De la glocalization à la reverse innovation
La stratégie classique face à la mondialisation est la glocalization : le développement de produits dans des centres de recherche dans les pays d’origine qui sont adaptés pour les marchés locaux. Cela permet de jouer d’effets d’échelle qui financent la R&D.
Cependant pour s’attaquerPour faire face, GE a mis en place une nouvelle stratégie : la reverse innovation. L’idée est d’installer les centres de recherche dans les pays en développement pour développer des technologies produisant des résultats moindres (disons 50%) pour un coût très réduit (disons 15%).
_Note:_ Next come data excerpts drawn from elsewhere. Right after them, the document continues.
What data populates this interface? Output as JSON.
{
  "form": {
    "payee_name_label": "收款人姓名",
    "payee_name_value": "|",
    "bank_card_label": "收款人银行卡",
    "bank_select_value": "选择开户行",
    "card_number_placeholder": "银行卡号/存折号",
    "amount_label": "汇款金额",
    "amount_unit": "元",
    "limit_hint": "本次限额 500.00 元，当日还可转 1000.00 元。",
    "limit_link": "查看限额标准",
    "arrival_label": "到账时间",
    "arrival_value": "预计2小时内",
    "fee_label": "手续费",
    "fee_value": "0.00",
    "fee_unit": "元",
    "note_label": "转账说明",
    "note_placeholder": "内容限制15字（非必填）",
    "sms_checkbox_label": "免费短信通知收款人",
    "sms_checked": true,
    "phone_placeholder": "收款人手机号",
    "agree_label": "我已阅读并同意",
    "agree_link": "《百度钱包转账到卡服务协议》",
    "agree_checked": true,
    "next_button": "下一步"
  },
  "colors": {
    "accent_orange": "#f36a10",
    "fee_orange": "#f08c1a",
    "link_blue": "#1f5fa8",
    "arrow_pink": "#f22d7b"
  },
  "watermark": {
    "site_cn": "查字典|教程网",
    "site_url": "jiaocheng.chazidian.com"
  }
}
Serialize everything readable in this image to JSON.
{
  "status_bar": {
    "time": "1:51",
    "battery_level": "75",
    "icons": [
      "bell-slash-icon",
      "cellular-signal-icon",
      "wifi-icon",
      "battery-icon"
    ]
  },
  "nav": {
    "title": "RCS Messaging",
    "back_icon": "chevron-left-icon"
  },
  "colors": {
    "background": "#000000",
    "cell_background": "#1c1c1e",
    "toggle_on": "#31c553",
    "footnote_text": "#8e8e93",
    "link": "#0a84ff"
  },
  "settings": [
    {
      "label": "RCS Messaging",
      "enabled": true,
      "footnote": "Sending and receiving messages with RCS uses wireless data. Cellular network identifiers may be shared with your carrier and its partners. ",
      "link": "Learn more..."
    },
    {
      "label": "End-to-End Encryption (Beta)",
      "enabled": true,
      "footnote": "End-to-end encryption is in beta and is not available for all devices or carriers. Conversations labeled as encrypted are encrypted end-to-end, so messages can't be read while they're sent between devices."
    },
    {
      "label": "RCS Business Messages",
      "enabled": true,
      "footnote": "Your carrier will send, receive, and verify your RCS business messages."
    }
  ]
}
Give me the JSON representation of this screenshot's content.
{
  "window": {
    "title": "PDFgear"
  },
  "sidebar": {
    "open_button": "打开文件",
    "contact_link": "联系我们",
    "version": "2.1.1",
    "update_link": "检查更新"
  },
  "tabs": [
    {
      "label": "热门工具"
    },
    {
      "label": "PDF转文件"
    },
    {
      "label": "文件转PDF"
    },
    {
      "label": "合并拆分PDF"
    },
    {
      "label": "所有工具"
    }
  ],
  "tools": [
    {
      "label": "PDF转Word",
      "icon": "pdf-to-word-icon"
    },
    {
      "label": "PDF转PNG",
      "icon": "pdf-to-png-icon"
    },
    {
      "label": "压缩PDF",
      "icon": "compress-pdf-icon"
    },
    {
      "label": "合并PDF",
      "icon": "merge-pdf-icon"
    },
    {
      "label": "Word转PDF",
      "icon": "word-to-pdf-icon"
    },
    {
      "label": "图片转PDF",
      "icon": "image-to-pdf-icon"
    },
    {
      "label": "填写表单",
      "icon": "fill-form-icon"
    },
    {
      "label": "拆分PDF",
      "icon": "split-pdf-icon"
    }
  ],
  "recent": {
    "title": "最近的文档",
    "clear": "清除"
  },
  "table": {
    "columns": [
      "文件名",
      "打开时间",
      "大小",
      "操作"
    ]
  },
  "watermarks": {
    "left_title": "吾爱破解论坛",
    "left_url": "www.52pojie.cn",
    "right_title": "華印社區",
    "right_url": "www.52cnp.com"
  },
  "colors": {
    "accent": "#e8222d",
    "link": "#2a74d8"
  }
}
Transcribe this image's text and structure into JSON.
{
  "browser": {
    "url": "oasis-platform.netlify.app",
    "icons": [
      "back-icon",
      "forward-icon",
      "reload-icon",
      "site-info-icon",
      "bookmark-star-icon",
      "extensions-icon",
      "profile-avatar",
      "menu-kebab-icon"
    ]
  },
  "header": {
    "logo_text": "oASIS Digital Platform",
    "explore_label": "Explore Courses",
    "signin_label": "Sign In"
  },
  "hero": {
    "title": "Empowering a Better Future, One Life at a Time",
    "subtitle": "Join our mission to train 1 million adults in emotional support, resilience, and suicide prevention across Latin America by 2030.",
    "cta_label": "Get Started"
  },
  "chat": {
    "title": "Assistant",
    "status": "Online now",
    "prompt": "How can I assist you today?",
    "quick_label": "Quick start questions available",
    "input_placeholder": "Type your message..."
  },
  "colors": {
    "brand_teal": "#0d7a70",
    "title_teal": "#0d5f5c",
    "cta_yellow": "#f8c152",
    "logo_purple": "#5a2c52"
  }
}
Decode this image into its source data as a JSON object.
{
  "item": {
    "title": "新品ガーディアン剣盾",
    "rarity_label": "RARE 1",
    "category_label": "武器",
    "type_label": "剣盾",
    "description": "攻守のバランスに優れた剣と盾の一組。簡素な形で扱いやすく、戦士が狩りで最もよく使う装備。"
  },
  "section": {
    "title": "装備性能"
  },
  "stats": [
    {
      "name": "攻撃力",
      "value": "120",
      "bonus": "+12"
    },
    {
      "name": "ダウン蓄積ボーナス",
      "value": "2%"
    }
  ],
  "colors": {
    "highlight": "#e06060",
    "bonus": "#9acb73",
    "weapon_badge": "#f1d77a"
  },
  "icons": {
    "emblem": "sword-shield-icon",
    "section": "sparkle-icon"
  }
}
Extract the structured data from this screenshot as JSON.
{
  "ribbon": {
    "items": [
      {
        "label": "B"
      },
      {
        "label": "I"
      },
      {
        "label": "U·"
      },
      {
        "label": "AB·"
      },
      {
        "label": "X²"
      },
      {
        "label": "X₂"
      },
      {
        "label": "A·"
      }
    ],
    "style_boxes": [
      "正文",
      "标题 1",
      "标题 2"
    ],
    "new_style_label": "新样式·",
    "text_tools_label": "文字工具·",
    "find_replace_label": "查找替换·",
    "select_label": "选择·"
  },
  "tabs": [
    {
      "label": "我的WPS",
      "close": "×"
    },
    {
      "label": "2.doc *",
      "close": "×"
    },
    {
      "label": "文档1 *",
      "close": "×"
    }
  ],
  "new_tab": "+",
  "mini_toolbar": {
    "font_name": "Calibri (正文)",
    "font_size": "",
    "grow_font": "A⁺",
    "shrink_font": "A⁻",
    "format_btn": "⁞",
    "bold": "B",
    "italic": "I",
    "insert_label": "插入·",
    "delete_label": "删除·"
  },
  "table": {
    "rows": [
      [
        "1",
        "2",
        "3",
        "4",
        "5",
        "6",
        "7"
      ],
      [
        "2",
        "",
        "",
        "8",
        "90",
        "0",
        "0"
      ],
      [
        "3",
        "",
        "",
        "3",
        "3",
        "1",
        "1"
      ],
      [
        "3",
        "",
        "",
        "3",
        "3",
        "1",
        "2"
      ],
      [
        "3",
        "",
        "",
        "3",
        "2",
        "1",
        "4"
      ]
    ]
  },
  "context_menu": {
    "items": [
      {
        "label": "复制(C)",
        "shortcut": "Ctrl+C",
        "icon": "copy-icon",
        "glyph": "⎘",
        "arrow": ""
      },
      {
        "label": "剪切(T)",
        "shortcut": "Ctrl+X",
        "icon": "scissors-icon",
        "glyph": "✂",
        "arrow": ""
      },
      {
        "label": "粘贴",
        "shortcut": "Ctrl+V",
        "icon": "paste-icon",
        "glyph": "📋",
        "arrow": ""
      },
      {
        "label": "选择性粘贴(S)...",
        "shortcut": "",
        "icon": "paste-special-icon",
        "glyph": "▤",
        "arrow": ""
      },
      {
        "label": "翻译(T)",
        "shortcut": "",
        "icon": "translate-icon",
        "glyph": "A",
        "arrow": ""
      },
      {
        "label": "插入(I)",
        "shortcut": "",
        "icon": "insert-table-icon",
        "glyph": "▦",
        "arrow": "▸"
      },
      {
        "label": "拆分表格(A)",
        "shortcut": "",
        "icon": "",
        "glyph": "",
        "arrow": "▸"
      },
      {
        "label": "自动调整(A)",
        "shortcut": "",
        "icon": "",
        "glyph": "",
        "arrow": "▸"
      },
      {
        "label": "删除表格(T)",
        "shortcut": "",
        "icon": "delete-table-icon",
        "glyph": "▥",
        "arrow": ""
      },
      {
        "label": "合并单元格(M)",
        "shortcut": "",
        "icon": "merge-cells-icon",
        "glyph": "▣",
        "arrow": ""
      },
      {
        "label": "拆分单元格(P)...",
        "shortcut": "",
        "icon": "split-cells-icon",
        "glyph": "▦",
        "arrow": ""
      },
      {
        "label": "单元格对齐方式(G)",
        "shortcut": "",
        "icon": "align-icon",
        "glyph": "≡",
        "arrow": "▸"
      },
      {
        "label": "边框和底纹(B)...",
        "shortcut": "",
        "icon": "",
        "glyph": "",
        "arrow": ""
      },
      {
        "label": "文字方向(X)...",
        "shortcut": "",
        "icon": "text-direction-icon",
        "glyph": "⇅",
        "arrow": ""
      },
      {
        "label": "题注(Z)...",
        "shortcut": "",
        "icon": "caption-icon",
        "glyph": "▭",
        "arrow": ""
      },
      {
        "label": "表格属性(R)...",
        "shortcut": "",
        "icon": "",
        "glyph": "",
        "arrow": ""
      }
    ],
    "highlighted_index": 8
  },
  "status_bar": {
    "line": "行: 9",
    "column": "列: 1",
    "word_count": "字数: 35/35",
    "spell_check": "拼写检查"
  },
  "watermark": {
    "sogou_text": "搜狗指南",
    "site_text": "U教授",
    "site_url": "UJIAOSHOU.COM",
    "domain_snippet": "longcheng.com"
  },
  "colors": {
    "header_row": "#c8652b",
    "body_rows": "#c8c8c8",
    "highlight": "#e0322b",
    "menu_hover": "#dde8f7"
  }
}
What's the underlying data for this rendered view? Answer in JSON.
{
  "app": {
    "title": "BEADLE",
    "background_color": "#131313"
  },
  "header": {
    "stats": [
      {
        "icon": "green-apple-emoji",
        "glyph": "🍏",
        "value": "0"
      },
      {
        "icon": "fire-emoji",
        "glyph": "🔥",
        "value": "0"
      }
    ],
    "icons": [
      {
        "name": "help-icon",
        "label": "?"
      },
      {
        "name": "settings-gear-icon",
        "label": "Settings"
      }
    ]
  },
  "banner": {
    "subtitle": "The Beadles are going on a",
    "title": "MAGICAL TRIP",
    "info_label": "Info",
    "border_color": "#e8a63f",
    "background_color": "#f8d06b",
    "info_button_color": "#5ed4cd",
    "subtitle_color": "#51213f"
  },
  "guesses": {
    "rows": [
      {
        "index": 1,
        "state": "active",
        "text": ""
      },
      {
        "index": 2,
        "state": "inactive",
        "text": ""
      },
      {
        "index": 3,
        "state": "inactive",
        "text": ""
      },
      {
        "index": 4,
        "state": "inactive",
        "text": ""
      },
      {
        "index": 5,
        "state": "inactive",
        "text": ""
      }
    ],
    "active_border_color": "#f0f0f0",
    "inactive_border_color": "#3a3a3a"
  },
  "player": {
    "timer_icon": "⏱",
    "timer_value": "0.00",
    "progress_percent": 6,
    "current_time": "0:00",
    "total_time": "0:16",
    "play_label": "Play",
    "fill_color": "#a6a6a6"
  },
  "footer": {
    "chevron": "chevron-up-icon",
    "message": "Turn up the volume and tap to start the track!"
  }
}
Ces technologies permettent :
- de répondre aux besoins de la masse du marché sur les marchés émergeants (et pas seulement à ceux de la classe moyenne),
- de créer des offres adaptées aux nouvelles réalités des marchés développés (notamment une tension sur les prix) qui peuvent être réimportés.
Le cas de GE Healthcare
GE Healthcare est spécialisé dans l’équipement d’imagerie médicale. A la fin des années 80, le choix technologique se porte sur les ultrasons. Pendant longtemps, GE Healthcare a développé des produits coûteux, mais moins que la génération précédente. En 2002, la compagnie lance son premier outil compact (combinant un laptop avec un logiciel) pour 30 000$. Enfin en 2007 la nouvelle génération coûte 15 000$, soit 15% du coût d’une « grosse » machine.
Ce nouveau produit développé en Chine, sont des succès considérables dans les cliniques rurales où les médecins les utilisent pour des applications simples. D’autre part, ce produit a permis le développement de nouvelles applications « légères » sur les marchés occidentaux : lorsque la portabilité est importante, par exemple sur des lieux d’accidents.
Conclusion : la prochaine vague de délocalisation ?
GE est un benchmark : ce que fait GE est précisément analysé par toutes les entreprises de la planète. La preuve : son CEO, Immelt, écrit dans la Harvard Business Review. Il m’apparaît que la stratégie de reverse innovation est un signal faible d’une nouvelle menace sur les économies occidentales.
Nous avons déjà vécu une vague de délocalisation industrielle. La reverse innovation fait peser la menace de la délocalisation d’activités de R&D. Que va-t-il nous rester ? Le haut de gamme, la frontière technologique, l’innovation de rupture. Une pression supplémentaire pour innover.
2 commentaires:
Un signal faible d'une nouvelle menane sur nos économies, je vous l'accorde. Il faudra voir combien de temps prendra l'entreprise tchèque pour atteindre le niveau de qualité des moteurs P&W. L'entreprise prendra sans doute plusieurs années avant d'avoir un impact en dehors de l'Europe.
D'accord avec vous.
L'exemple de GE Health Care est plus frappant. Une différence entre les deux qui peut aider à réfléchir à la question : reverse innovation externe pour les moteurs d'avion (rachat), reverse innovation interne pour GE Health Care (dans ce cas la culture de qualité à la GE est déjà implantée).